Stone Moss

The Stone Moss, Lithophagus persistens, has learned to digest granite. This organism spreads across alpine cliff faces in patterns that follow mineral veins, breaking down stone into digestible compounds while creating handholds and crevices that seem almost deliberately placed. It secretes a mild psychoactive compound through its surface, causing climbers to experience a false sense of security and confidence that leads them to take increasingly dangerous risks. Those who spend too long in contact with the moss find their own bones beginning to soften, calcium being leached away to feed the hungry lichen. It often dissolves rock ledges or cliff faces that seem stable, but once the moss has eaten away at the underlying structure, they collapse—sending humans to their death to be consumed by the lichen to provide essential nutrients, water, and minerals.

Basic Information

Anatomy

The organism displays its characteristic deceptive beauty that has proven so dangerous to mountain travellers.
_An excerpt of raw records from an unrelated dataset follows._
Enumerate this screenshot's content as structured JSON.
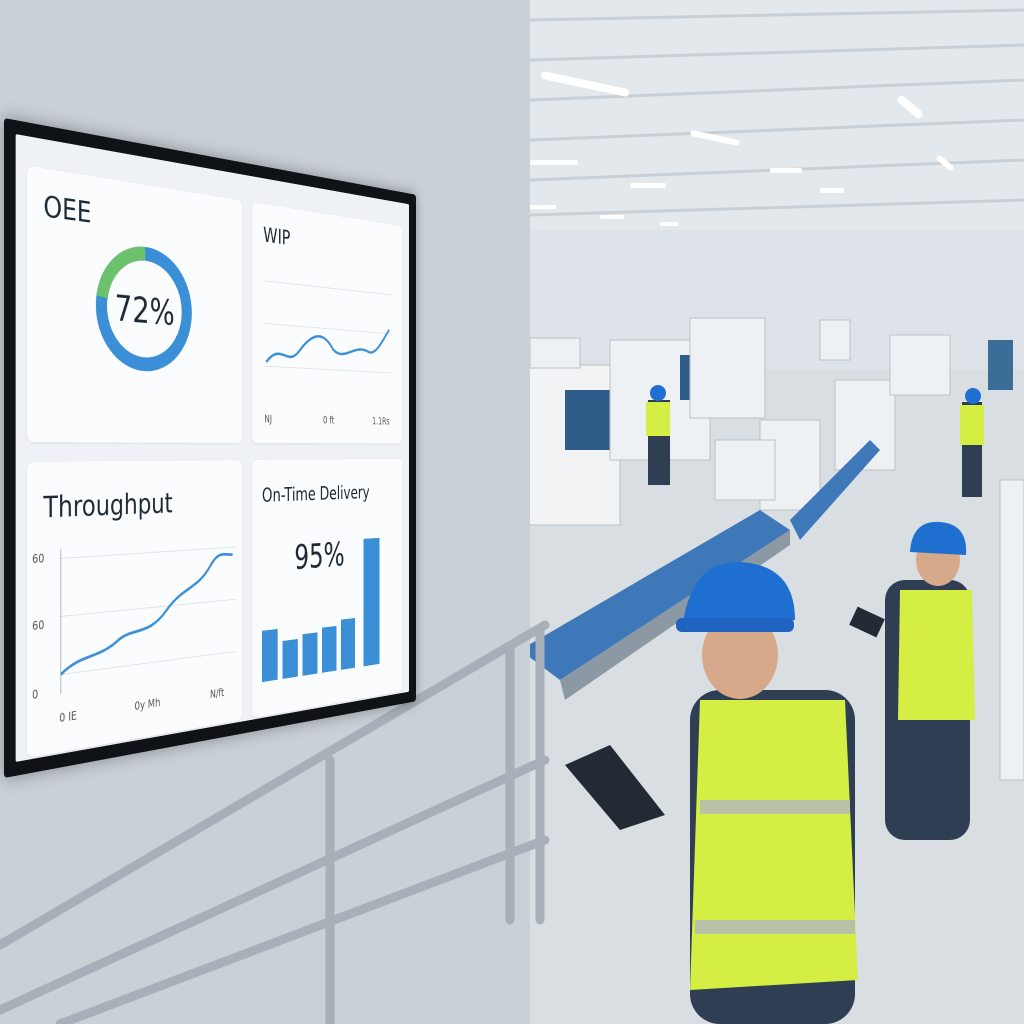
{
  "dashboard": {
    "oee": {
      "title": "OEE",
      "value": "72%"
    },
    "wip": {
      "title": "WIP",
      "x_labels": [
        "NJ",
        "0 ft",
        "1.1Rs"
      ]
    },
    "throughput": {
      "title": "Throughput",
      "y_labels": [
        "60",
        "60",
        "0"
      ],
      "x_labels": [
        "0 IE",
        "0y Mh",
        "N/ft"
      ]
    },
    "on_time_delivery": {
      "title": "On-Time Delivery",
      "value": "95%"
    }
  }
}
It spreads across granite crevices in dense, cushion-like formations that pulse with an almost alien vitality. Each cluster appears as a perfect emerald dome, its surface composed of thousands of tiny, scale-like leaves that overlap in intricate patterns resembling delicate chain mail. The moss exhibits a luminous quality that emanates from within, as if lit by some form of internal phosphorescence, though its glow becomes more pronounced in low-light conditions when the organism becomes most active.

The plant's structure follows the natural fissures and mineral veins in rock faces with unsettling precision, its growth patterns too geometric to be entirely natural. Stone moss forms distinct colonies of varying sizes, from small patches that are no larger than a human palm, to sprawling networks that can span several metres of cliff face. Each colony maintains perfectly circular or oval boundaries, creating the illusion of separate organisms, while secretly combining in a sprawling, underground network connected by thin filaments that bore through stone.

The brightest, most vibrant green sections on the moss are areas where the organism has successfully broken down granite into digestible materials, while slightly yellower patches show where the moss is still actively secreting its stone-dissolving enzymes, indicative of its feeding patterns. Occasional reddish-brown streaks appear where the moss has encountered iron deposits, creating veining that mimics the natural oxidation patterns found in mountain stone.

The moss' texture could be described as disturbing, as it often appears soft and inviting, despite its stone-eating nature. The surface looks cushioned and yielding, like the kind of verdant alpine moss that Old World hikers once used as natural bedding. This tactile deception forms part of the organism's predatory strategy, encouraging physical contact that allows it to begin its insidious calcium-leaching process through direct skin contact.

The colonies of stone moss position themselves strategically within the rock crevices, creating what appear to be natural handholds and footholds for climbers. The spacing between growth seems almost deliberately planned to encourage human traversal, with gaps just wide enough for gloved fingers or boot tips. This coincidence is the result of millions of years of accelerated evolution that has been compressed into mere decades, as the Verdancy has learned to anticipate and exploit human climbing patterns.

Under closer observation, the moss exhibits subtle movement that betrays its predatory nature. The individual leaf-like scales flutter almost imperceptible in patterns that don't seem to match the ambient wind currents, and experienced mountaineers have reported that the moss seems to orient itself forward toward approaching climbers in a means so slowly that it is barely perceptible to human senses.

The organism's most insidious feature is invisible—the psychoactive compound it secretes. These chemicals create a subtle dew-like secretion on active colonies that seeps into human skin, making it difficult for climbers to maintain appropriate caution.